4.CONSEQUÊNCIAS DO ACIDENTE DO TRABALHO NA RELAÇÃO DE EMPREGO

A constatação de que a incapacidade laboral do empregado decorreu de acidente do trabalho ou de doença ocupacional ou profissional gera consequências na relação de emprego causando obrigações para a empresa ou empregador a ela equiparado. Por isso, em determinados casos, há certa hesitação do empregador em formalizar a comunicação de acidente de trabalho à Previdência Social, razão pela qual a Lei 11.430/2006 criou o Nexo Técnico Epidemiológico Previdenciário - NTEP.
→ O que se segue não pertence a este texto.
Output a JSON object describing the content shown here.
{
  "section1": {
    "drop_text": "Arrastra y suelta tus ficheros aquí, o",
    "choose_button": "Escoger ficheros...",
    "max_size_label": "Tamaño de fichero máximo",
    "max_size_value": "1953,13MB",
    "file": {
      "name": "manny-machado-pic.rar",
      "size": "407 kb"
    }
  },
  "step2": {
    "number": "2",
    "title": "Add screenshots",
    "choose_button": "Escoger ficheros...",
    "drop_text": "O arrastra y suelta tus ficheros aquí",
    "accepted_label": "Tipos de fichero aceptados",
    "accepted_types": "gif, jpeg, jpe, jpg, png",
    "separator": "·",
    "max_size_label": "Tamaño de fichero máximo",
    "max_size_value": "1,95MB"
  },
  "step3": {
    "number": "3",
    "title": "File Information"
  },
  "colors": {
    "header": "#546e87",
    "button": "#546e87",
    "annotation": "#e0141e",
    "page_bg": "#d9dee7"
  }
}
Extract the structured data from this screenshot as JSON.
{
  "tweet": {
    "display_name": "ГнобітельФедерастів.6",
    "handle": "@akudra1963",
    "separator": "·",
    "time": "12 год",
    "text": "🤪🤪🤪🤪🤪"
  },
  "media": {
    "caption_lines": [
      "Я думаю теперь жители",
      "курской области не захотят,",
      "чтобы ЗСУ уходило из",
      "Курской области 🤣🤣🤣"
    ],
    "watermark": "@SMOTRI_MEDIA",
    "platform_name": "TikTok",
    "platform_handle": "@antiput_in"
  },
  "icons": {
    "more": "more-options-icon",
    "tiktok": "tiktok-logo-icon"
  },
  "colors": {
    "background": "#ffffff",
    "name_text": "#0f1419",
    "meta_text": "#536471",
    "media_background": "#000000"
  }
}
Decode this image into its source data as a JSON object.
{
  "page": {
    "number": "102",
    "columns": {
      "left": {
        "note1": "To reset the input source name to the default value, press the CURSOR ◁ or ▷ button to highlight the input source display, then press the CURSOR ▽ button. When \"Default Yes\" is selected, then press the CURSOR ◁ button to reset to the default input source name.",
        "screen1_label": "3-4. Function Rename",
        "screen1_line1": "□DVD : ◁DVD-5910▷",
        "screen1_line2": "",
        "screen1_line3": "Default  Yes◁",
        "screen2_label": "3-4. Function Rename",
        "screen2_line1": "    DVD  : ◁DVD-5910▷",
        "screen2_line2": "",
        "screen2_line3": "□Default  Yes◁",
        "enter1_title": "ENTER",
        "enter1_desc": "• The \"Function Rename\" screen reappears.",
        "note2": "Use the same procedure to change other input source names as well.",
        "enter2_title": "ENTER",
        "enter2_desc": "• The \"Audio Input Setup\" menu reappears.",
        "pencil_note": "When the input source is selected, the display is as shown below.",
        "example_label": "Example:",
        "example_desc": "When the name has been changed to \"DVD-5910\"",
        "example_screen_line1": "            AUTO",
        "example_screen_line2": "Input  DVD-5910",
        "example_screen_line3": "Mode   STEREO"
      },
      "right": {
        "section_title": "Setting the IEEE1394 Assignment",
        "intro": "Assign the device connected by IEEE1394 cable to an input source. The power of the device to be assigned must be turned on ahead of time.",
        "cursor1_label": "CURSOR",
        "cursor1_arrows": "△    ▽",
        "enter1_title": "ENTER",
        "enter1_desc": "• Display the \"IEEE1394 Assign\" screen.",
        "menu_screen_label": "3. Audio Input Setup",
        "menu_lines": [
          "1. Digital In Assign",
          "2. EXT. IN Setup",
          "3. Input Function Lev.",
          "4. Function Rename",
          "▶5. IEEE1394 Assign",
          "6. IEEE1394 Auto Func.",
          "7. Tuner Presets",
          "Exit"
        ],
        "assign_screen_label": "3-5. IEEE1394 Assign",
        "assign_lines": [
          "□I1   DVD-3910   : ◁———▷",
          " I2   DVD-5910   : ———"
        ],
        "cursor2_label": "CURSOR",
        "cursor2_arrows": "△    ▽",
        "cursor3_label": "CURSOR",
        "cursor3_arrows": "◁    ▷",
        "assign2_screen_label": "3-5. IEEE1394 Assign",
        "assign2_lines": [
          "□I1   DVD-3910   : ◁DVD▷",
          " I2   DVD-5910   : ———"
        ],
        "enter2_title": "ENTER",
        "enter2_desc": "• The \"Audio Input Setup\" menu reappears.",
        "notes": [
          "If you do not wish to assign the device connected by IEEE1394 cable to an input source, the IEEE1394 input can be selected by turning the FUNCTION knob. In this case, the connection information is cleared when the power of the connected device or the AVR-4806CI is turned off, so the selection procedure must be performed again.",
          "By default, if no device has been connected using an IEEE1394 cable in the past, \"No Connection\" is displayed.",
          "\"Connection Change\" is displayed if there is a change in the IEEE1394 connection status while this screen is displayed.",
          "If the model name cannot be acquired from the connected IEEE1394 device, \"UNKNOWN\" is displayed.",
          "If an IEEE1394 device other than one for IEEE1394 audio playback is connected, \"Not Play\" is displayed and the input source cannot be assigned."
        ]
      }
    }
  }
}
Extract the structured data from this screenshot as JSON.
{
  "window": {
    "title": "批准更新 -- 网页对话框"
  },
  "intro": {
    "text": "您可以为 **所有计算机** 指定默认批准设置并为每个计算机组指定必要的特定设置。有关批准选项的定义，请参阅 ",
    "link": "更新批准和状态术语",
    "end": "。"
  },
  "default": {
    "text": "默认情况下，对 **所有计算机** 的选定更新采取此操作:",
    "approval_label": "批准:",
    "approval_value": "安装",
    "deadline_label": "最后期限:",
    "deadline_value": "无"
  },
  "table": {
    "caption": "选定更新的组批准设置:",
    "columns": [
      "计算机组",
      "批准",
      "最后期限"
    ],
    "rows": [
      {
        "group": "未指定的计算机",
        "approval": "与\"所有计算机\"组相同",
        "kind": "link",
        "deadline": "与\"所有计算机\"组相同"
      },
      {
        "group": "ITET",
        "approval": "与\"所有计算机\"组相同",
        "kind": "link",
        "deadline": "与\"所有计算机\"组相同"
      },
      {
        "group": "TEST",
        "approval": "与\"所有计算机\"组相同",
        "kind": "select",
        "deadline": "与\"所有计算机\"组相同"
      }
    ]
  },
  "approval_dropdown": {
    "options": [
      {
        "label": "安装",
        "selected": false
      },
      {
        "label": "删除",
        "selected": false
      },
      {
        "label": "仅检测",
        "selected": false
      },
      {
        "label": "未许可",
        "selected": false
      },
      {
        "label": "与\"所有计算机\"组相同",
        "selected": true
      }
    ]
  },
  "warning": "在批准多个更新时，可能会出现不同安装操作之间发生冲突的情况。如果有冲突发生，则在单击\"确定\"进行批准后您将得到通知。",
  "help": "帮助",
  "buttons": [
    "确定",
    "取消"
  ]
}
4.1 Estabilidade acidentária

Talvez a mais conhecida conseqüência da incapacidade oriunda de acidentes do trabalho seja a estabilidade provisória introduzida pelo art. 118 da Lei 8.213/91. Trata-se de hipótese específica de garantia de emprego assegurada por meio de lei ordinária com fundamento no princípio da norma mais benéfica, não havendo que se falar em inconstitucionalidade em face do disposto no art. 7º, inc. I, da Constituição Federal.

Art. 118. O segurado que sofreu acidente do trabalho tem garantida, pelo prazo mínimo de doze meses, a manutenção do seu contrato de trabalho na empresa, após a cessação do auxílio-doença acidentário, independentemente de percepção de auxílio-acidente.

A garantia do seguro contra acidentes de trabalho (auxílio-doença acidentário, auxílio-acidente e aposentadoria por invalidez acidentária) é restrita aos segurados empregados e avulsos, excluído o doméstico, além do segurado especial.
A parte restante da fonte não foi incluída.